One more thing. I asked Happy, a Rwandan man whom Jaya befriended on her last trip over here, what the role of the father is in this culture. “Is the father involved in raising the child?” He said that the father’s responsibility is to provide, not to raise and nurture children. He said that if a Rwandan man walked the streets as I did the other evening with a baby in his arms, people around him would say, “He’s turned American.” I said that I had wondered about that when my walk draw the attention of everyone. Happy chuckled, “Men here, unless maybe they’re highly educated, don’t participate much in raising children. The man tells the child to do something, and the child does it. ‘Go to bed! You go to bed.’ ‘You can’t go out! You don’t go out.’ ‘Do this job! You do that job’ ‘Don’t you cry! You don’t cry!’ No, the men here don’t do the children so much. But they do know about you American men.”

Alright, I’m out of here, but not before acknowledging all the loving messages people out there have been sending.

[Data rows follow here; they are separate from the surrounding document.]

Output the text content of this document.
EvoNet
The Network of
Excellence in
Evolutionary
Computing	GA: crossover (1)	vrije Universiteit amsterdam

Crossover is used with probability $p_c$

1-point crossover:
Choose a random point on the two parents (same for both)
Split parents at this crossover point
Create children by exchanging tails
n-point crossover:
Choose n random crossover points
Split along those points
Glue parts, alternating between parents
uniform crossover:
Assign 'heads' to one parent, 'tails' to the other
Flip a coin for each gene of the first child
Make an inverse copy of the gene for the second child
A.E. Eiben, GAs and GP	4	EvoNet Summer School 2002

They’re blessing us for sure, helping us to feel supported and connected. And Esther, wow! Thank you for the beautiful bouquet. We love you! All of you.

Papa Scott

Photos you've been asking for


So it takes about 30 minutes here to upload one photo, and beyond being infuriating, it has also just simply not been do-able due to our hectic schedule. But here goes, I will try to see how far I get for you all.


The road to the orphanage


Outside the orphanage gate before meeting Pacifique for the first time


Ahhhh... finally.....


All together outside the doctor's office



Happy Father's day!!!

More to come later... but for all of you who are wondering, we passed court yesterday! Scott spent three ours writing about it, but it is in the ethers now... needless to say, he is our son, but we cannot leave the country with him until we get the letter from the Minister and the Rwandan visa. No idea how long this will take, but it could be a while. We are on African time... Court was a trip- sitting there with Rwandans in pink gowns (picture hospital gowns) which inicate they are criminals. Adopting a baby all in french with inmates present to witness! Whatever- the point is, it is all moving along and for real this time. Going to pick up Pacifique now, more later.

We have an itouch now and can read all your posts and encouragement and tears immediatley here at the hotel. How wonderful the technology is. Your words and hearts are bring us to tears constantly. It is so meaningful, bless you all!